To hear them tell it, Texas was given a brief reprieve when a federal appeals court stayed the rule pending oral arguments. And when it tossed the Cross-State Air Pollution Rule altogether last month, the court's decision was heralded as a decisive coup for Luminant and Texas electric reliability.
"EPA's illegal micro-managing of state air-quality plans was so specific that immediately after the rule-making it was clear that coal-powered energy production at Texas-based plants operated by Luminant, a big utility, would have to be cut," a Wall Street Journal editorial opined. "Tuesday's ruling means Luminant will be able to keep 1,300 megawatts of power online in Texas, which needs more electricity because unlike other parts of the U.S. in the Obama era it is growing."

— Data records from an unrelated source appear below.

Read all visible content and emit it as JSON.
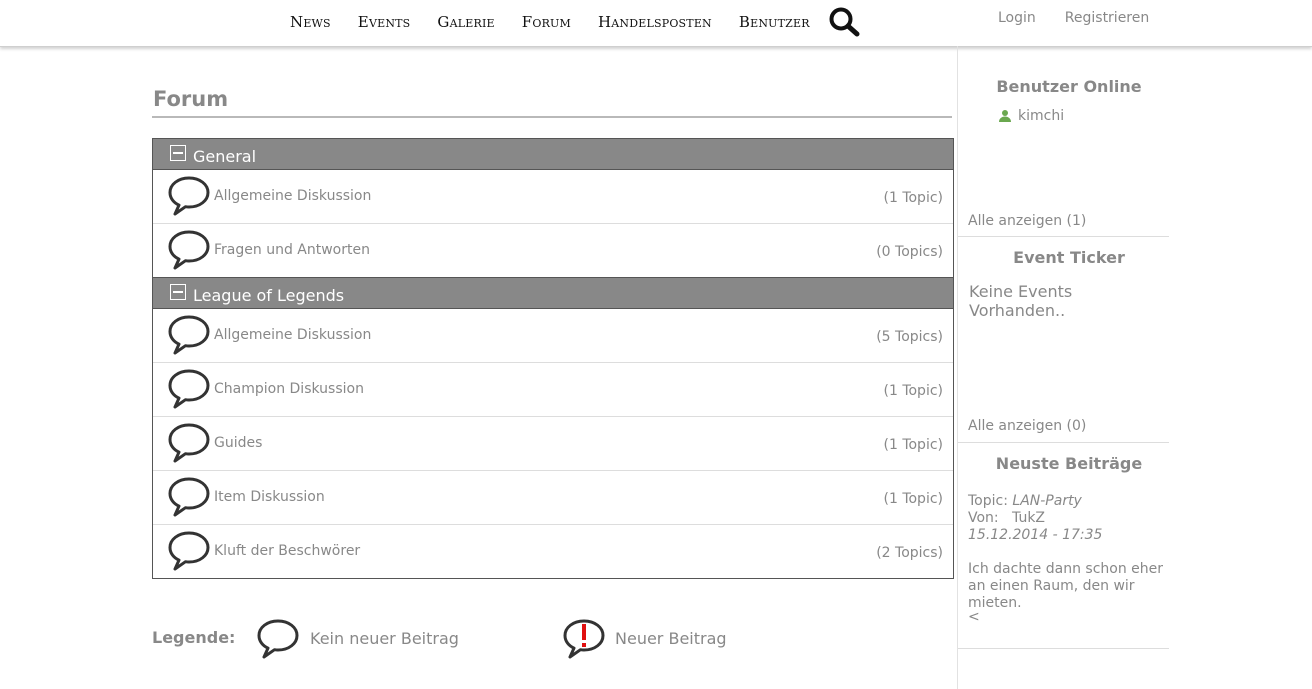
{
  "nav": {
    "items": [
      "News",
      "Events",
      "Galerie",
      "Forum",
      "Handelsposten",
      "Benutzer"
    ],
    "login": "Login",
    "register": "Registrieren"
  },
  "main": {
    "title": "Forum",
    "categories": [
      {
        "title": "General",
        "boards": [
          {
            "name": "Allgemeine Diskussion",
            "count": "(1 Topic)"
          },
          {
            "name": "Fragen und Antworten",
            "count": "(0 Topics)"
          }
        ]
      },
      {
        "title": "League of Legends",
        "boards": [
          {
            "name": "Allgemeine Diskussion",
            "count": "(5 Topics)"
          },
          {
            "name": "Champion Diskussion",
            "count": "(1 Topic)"
          },
          {
            "name": "Guides",
            "count": "(1 Topic)"
          },
          {
            "name": "Item Diskussion",
            "count": "(1 Topic)"
          },
          {
            "name": "Kluft der Beschwörer",
            "count": "(2 Topics)"
          }
        ]
      }
    ],
    "legend": {
      "title": "Legende:",
      "no_new": "Kein neuer Beitrag",
      "new": "Neuer Beitrag"
    }
  },
  "sidebar": {
    "online": {
      "title": "Benutzer Online",
      "users": [
        "kimchi"
      ],
      "show_all": "Alle anzeigen (1)"
    },
    "ticker": {
      "title": "Event Ticker",
      "empty_text": "Keine Events Vorhanden..",
      "show_all": "Alle anzeigen (0)"
    },
    "latest": {
      "title": "Neuste Beiträge",
      "topic_label": "Topic:",
      "topic": "LAN-Party",
      "from_label": "Von:",
      "author": "TukZ",
      "date": "15.12.2014 - 17:35",
      "excerpt": "Ich dachte dann schon eher an einen Raum, den wir mieten.",
      "more": "<"
    }
  },
  "colors": {
    "category_bg": "#888888",
    "text": "#888888",
    "nav_text": "#111111",
    "alert": "#e01010"
  }
}
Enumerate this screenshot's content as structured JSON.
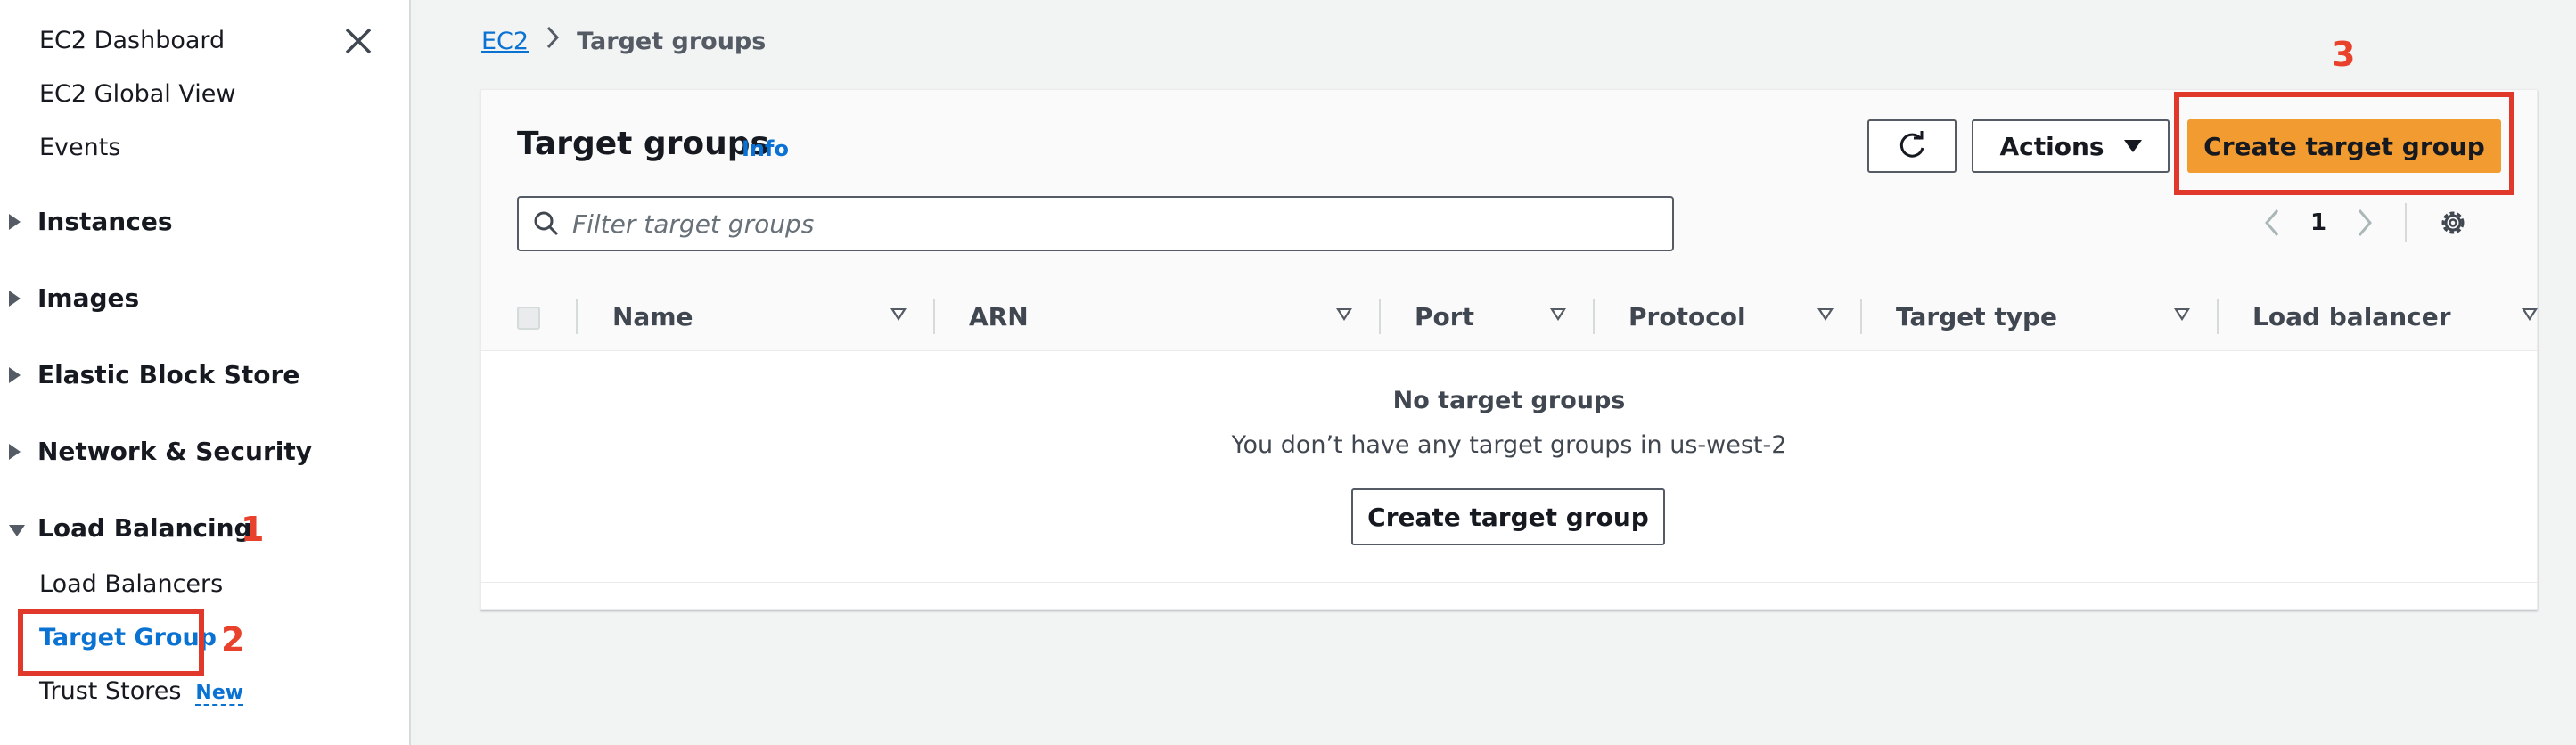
{
  "sidebar": {
    "links_top": [
      "EC2 Dashboard",
      "EC2 Global View",
      "Events"
    ],
    "sections": [
      "Instances",
      "Images",
      "Elastic Block Store",
      "Network & Security",
      "Load Balancing"
    ],
    "load_balancing_items": [
      "Load Balancers",
      "Target Group",
      "Trust Stores"
    ],
    "new_badge": "New",
    "icons": {
      "close": "close-icon"
    }
  },
  "annotations": [
    "1",
    "2",
    "3"
  ],
  "breadcrumb": {
    "root": "EC2",
    "current": "Target groups"
  },
  "panel": {
    "title": "Target groups",
    "info": "Info",
    "actions_label": "Actions",
    "create_label": "Create target group",
    "filter_placeholder": "Filter target groups",
    "page_number": "1",
    "columns": [
      "Name",
      "ARN",
      "Port",
      "Protocol",
      "Target type",
      "Load balancer"
    ],
    "empty_title": "No target groups",
    "empty_desc": "You don’t have any target groups in us-west-2",
    "empty_button": "Create target group"
  },
  "colors": {
    "primary_button": "#f29b30",
    "link": "#0972d3",
    "annotation": "#e0382b"
  }
}
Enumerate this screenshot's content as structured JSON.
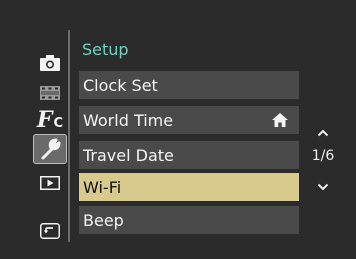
{
  "menu": {
    "title": "Setup",
    "items": [
      {
        "label": "Clock Set"
      },
      {
        "label": "World Time"
      },
      {
        "label": "Travel Date"
      },
      {
        "label": "Wi-Fi"
      },
      {
        "label": "Beep"
      }
    ],
    "selected_index": 3
  },
  "sidebar": {
    "icons": [
      "camera-icon",
      "movie-icon",
      "custom-function-icon",
      "wrench-setup-icon",
      "playback-icon",
      "back-icon"
    ],
    "custom_function_text": "F",
    "custom_function_sub": "C",
    "selected": "wrench-setup-icon"
  },
  "pager": {
    "page_text": "1/6"
  },
  "colors": {
    "title": "#6fd3c0",
    "item_bg": "#4a4a4a",
    "selected_bg": "#d8c98c",
    "background": "#2b2b2b"
  }
}
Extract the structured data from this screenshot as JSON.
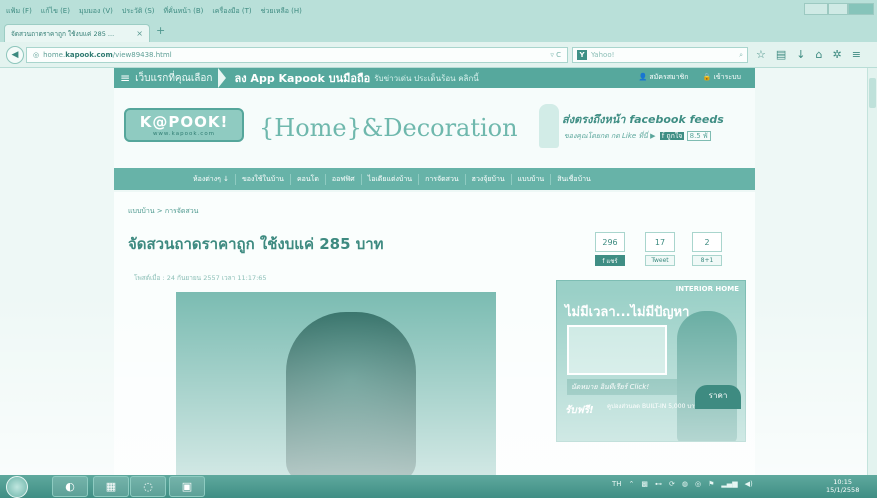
{
  "menubar": {
    "items": [
      "แฟ้ม (F)",
      "แก้ไข (E)",
      "มุมมอง (V)",
      "ประวัติ (S)",
      "ที่คั่นหน้า (B)",
      "เครื่องมือ (T)",
      "ช่วยเหลือ (H)"
    ]
  },
  "tab": {
    "title": "จัดสวนถาดราคาถูก ใช้งบแค่ 285 ...",
    "close": "×",
    "new": "+"
  },
  "nav": {
    "url_prefix": "home.",
    "url_domain": "kapook.com",
    "url_path": "/view89438.html",
    "search_placeholder": "Yahoo!",
    "search_logo": "Y"
  },
  "site": {
    "topbar": {
      "menu_icon": "≡",
      "tagline": "เว็บแรกที่คุณเลือก",
      "app_text": "ลง App Kapook บนมือถือ",
      "app_sub": "รับข่าวเด่น ประเด็นร้อน คลิกนี้",
      "register": "สมัครสมาชิก",
      "login": "เข้าระบบ"
    },
    "logo": {
      "text": "K@POOK!",
      "url": "www.kapook.com"
    },
    "header_title": "{Home}&Decoration",
    "fb_promo": {
      "line1": "ส่งตรงถึงหน้า facebook feeds",
      "line2": "ของคุณโดยกด กด Like ที่นี่ ▶",
      "like": "f ถูกใจ",
      "count": "8.5 พั"
    },
    "categories": [
      "ห้องต่างๆ ↓",
      "ของใช้ในบ้าน",
      "คอนโด",
      "ออฟฟิศ",
      "ไอเดียแต่งบ้าน",
      "การจัดสวน",
      "ฮวงจุ้ยบ้าน",
      "แบบบ้าน",
      "สินเชื่อบ้าน"
    ],
    "breadcrumb": "แบบบ้าน  >  การจัดสวน",
    "article": {
      "title": "จัดสวนถาดราคาถูก ใช้งบแค่ 285 บาท",
      "date": "โพสต์เมื่อ : 24 กันยายน 2557 เวลา 11:17:65"
    },
    "social": {
      "fb_count": "296",
      "fb_label": "f แชร์",
      "tw_count": "17",
      "tw_label": "Tweet",
      "gp_count": "2",
      "gp_label": "8+1"
    },
    "ad": {
      "brand": "INTERIOR HOME",
      "headline": "ไม่มีเวลา...ไม่มีปัญหา",
      "cta": "นัดหมาย อินทีเรียร์ Click!",
      "free": "รับฟรี!",
      "coupon": "คูปองส่วนลด BUILT-IN 5,000 บาท"
    },
    "price_tab": "ราคา"
  },
  "taskbar": {
    "lang": "TH",
    "time": "10:15",
    "date": "15/1/2558"
  },
  "colors": {
    "accent": "#56a89d",
    "tint": "#e8f5f2"
  }
}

But no sooner had Texas Attorney General Greg Abbott crowed over his "defeat" of the "EPA overlords" than Luminant announced it would idle those two Monticello units anyway. Awkward. For between six or seven months, starting in December, they will sit dormant. Luminant spokesperson Allan Koenig blames low power prices. Monticello has been running below capacity as it is, he says. They'll be back online in time for next summer's heat wave. In the meantime, somehow, Luminant won't lay anybody off.
What Koenig says about the power market is true: The price of electricity fell along with the price of natural gas back in 2008. Ever since then, their bottom line has gotten pinched, along with everyone else's.
But Luminant is a special case, troubled by a unique predicament, causing some to wonder whether we can lay everything at the feet of the cruel market. The real problem came (as we examined in a March cover story, "Blackout Blues") when private equity firm Kohlberg Kravis Roberts saddled the former TXU with tens of billions of dollars in debt. The bull electricity market KKR was betting on went bearish, and the newly reconstituted Energy Future Holdings' already daunting mountain of debt became insurmountable. Analysts think the company's preparing for an impending bankruptcy.
So, the coal-fired plants KKR expected Luminant to ride into profitability are now cheaper to shut down, particularly when seasonal electricity demand is low. That makes sense. It made sense, too, that as the generator navigated treacherous financial straits, costly pollution controls on aging, depreciating coal-fired units wouldn't be the wisest investment. It's one big expense they can't currently afford. Nor can it afford to lose money by running a coal-fired plant.
It all causes one to wonder, though: Now that the threat of regulation has, albeit momentarily, passed, why is Monticello still shut down? Luminant's Koenig says the shut down is "in no way related" to last year's regulatory standoff. "Federal regulation is very, very different from low power prices," Koenig says. "We can't control either, but we can respond to regulation and low power prices. The argument to me, it's absolutely apples and oranges."
Yet others in the industry say it's all about the market.
"These regulations will not kill coal," John Rowe, until recently the leader of one of the country's largest generators, told an audience at an American Enterprise Institute conference. "In fact, modeling done on the impacts of these rules shows that up to 50 percent of retirements are due to the current economics of the plant due to natural gas and coal prices."
If fingers need to get pointed anywhere, point them in that direction, and at LBO architects that left the company all but incapable of navigating these choppy Texas waters.